Avviata in questi giorni la raccolta di 500 firme per una petizione popolare  finalizzata a favorire l’assegnazione di alloggi popolari per le famiglie in condizioni di bisogno abitativo e da presentare ai sensi dell’articolo 17 dello Statuto comunale e dell’articolo 19 del Regolamento per l’attuazione degli istituti di partecipazione popolare.

Nella città di Reggio Calabria infatti centinaia di famiglie da anni attendono  l’assegnazione di un alloggio popolare: i vincitori del bando comunale del 2005 e le persone in  emergenza abitativa. Il Comune, negli ultimi 4 anni, avrebbe potuto reperire alloggi per circa 160 famiglie, utilizzando il finanziamento di 11,5 milioni di euro del “Decreto Reggio”, destinato a nuovi alloggi erp. Purtroppo il Consiglio comunale ha deciso con la delibera  nr 70 del 31 ottobre 2016, di impegnare ben 11 milioni di questa somma per altre opere.
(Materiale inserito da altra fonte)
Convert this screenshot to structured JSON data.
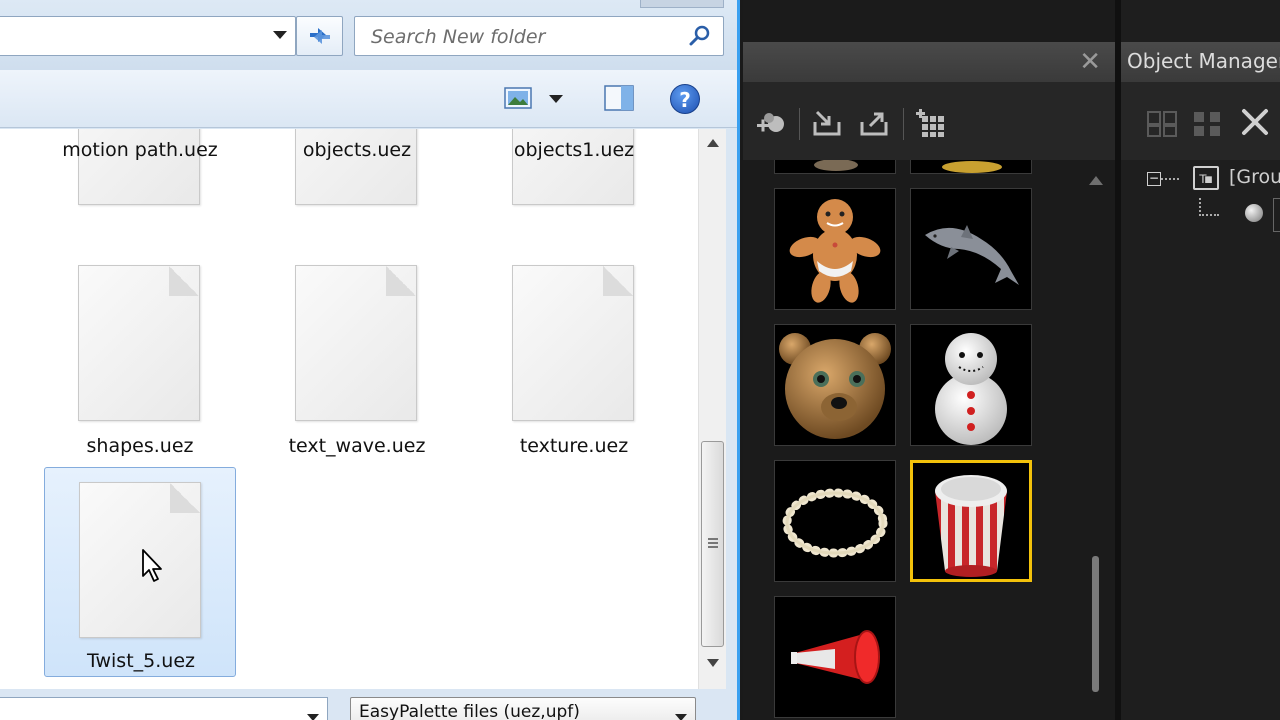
{
  "file_dialog": {
    "search_placeholder": "Search New folder",
    "files": [
      {
        "name": "motion path.uez"
      },
      {
        "name": "objects.uez"
      },
      {
        "name": "objects1.uez"
      },
      {
        "name": "shapes.uez"
      },
      {
        "name": "text_wave.uez"
      },
      {
        "name": "texture.uez"
      },
      {
        "name": "Twist_5.uez",
        "selected": true
      }
    ],
    "file_type_selected": "EasyPalette files (uez,upf)",
    "selection_color": "#cfe4fa"
  },
  "palette": {
    "close_glyph": "✕",
    "accent_color": "#f3c20b",
    "thumbnails": [
      {
        "name": "gingerbread-man"
      },
      {
        "name": "dolphin"
      },
      {
        "name": "teddy-bear-head"
      },
      {
        "name": "snowman"
      },
      {
        "name": "pearl-necklace"
      },
      {
        "name": "popcorn-bucket",
        "selected": true
      },
      {
        "name": "megaphone"
      }
    ]
  },
  "object_manager": {
    "title": "Object Manager",
    "tree_root_label": "[Group"
  }
}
Alle famiglie richiedenti l’assegnazione di un alloggio, l’Amministrazione ha sempre obiettato l’indisponibilità di alloggi.

Per correggere questa  decisione, con la quale è stato negato il diritto alla casa a tante famiglie a  basso reddito, associazioni, movimenti e famiglie, riunite nell’Osservatorio sul disagio abitativo,  hanno predisposto la presentazione di una petizione popolare. L’obiettivo  è far sì  che il Consiglio comunale ridiscuta e quindi ripristini, con una delibera, il finanziamento  di 11 milioni per l’acquisto di nuovi alloggi popolari e predisponga i successivi atti necessari per renderlo operativo.
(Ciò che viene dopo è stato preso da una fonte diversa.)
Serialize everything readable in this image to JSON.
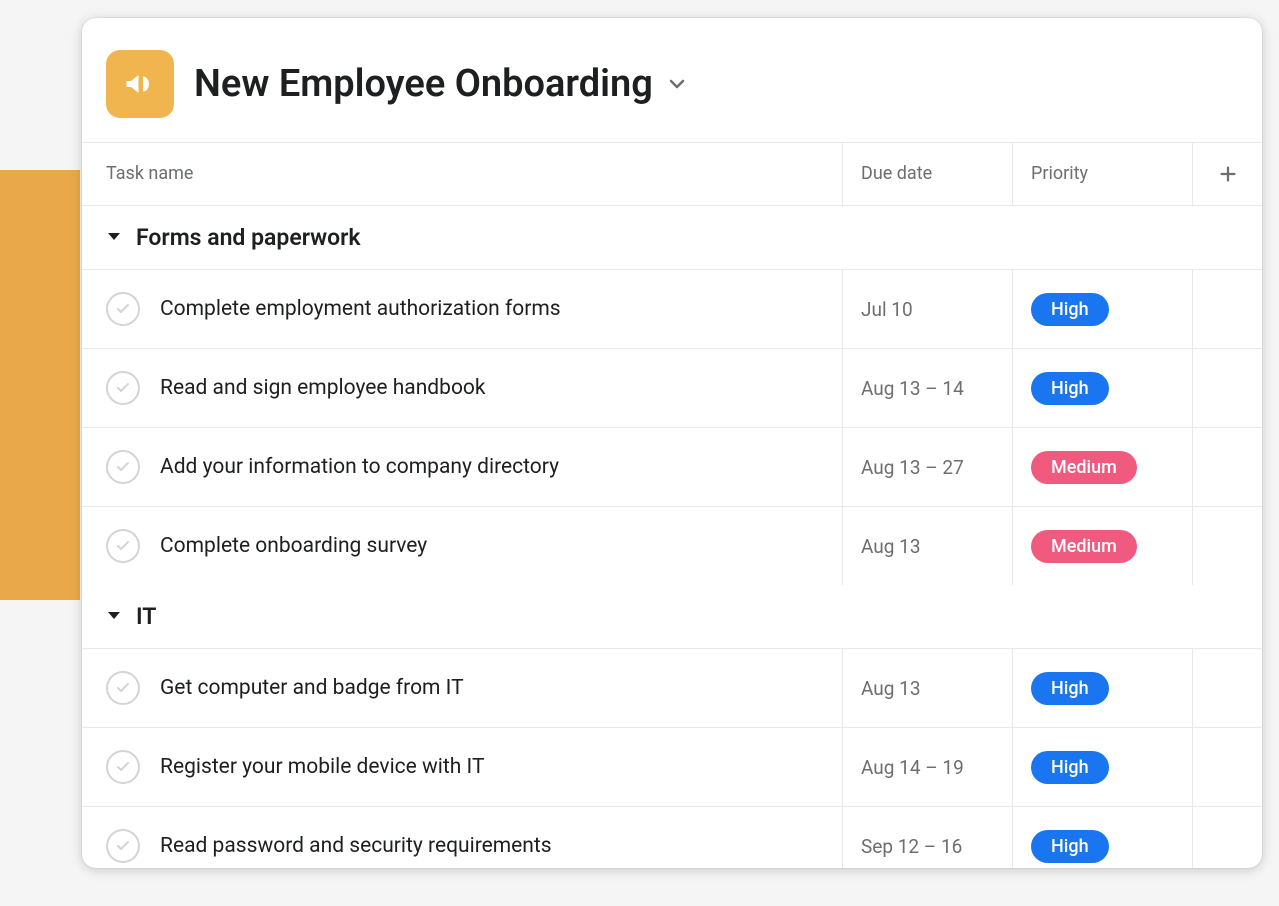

La richiesta  è legittima ed  applicabile, considerato che le opere del Decreto Reggio,  alle quale si presume sia  stato destinato il finanziamento,  non sono state ancora realizzate, mentre le condizioni delle  famiglie in bisogno abitativo peggiorano di giorno in giorno.

La petizione prevede  la richiesta di acquisto di nuovi alloggi. In città infatti ci sono migliaia di case private vuote, oltre 60.000 (Istat),  che potrebbero essere utilizzate, evitando il consumo di altro suolo, la realizzazione di  altri ghetti e ottenendo più velocemente gli alloggi da  assegnare.

L’acquisto di nuovi alloggi garantirebbe il diritto alla casa alle famiglie in stato di bisogno abitativo. Ma non solo. Attraverso l’acquisto di nuovi alloggi, si  bilancerebbe  l’azione di dismissione dell’intero patrimonio erp nel territorio comunale (alloggi di proprietà comunale e dell’Aterp), in atto da anni con costanti  operazioni di vendita degli alloggi popolari.

Non si può dimenticare che questo patrimonio costituisce  il welfare strutturale, a garanzia  del diritto alla casa per le famiglie a basso reddito; la sua dismissione è quindi un ulteriore colpo al cuore alle fasce più deboli e a tutti coloro che nel prossimo futuro potrebbero perdere il lavoro e non potranno sostenere le spese di un affitto sempre più alto rispetto al reddito percepito.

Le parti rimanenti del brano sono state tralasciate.